Here are the top 5 hours for **ask posts** comments.

In [42]:
print('Top 5 Hours for Ask Posts Comments')

for row in sorted_swap[:5]:
    average = row[0]
    hour = row[1]
    hour = datetime.strptime(hour,'%H')
    hour = hour.strftime('%H:00')
    
    string = '{}: {:.2f} average comments per post'
    formatted_string = string.format(hour, average)
    
    print(formatted_string)

Top 5 Hours for Ask Posts Comments
15:00: 38.59 average comments per post
02:00: 23.81 average comments per post
20:00: 21.52 average comments per post
16:00: 16.80 average comments per post
21:00: 16.01 average comments per post


Observation:

From the result, it is observed that a post created during the following times in Central European Time (CEST) receives a higher number of comments:

- 21:00
- 08:00
- 02:00
- 22:00
- 03:00

## Conclusion

The results in this analysis give a preliminary idea of how to increase the chances of receiving more comments in Hacker News based on the factors of post nature and post creation time.

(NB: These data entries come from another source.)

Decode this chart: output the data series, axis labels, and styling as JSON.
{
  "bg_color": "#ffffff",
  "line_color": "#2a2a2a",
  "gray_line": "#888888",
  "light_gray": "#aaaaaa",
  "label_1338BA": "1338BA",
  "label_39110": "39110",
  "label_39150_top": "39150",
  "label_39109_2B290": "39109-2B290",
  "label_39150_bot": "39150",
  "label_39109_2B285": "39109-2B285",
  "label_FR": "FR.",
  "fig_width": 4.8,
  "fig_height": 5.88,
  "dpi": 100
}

- **Post nature: Ask posts receive more comments in general**

By comparing posts that have the intention of asking a question (posts that contain `Ask HN`) and those for displaying information (posts that contain `Show HN`), it is observed that the former receive an average of 4 comments per post more.

However, it should be taken into account that there might be more common post nature in addition to the two mentioned above which are not studied in this analysis.

- **Time factor: Post created in the late night, after midnight and early morning tends to receive more comments**

It is observed that there are three periods that the posts created receive more comments in general:

   - Late night (9pm, 10pm),  after midnight (2am, 3am): Possible explanation is that it is the leisure time after dinner and chores and when users are active on internet
    - Early morning (8am): Possible explanation is that it is the time when users are commuting to schools or work

Recommendation:

From the result, it is recommended that the nature of posts and time of post created can be considered in order to receive more comments for the posts. Nevertheless, more in-depth analysis is recommended to performed in order to have a better insights in this regard.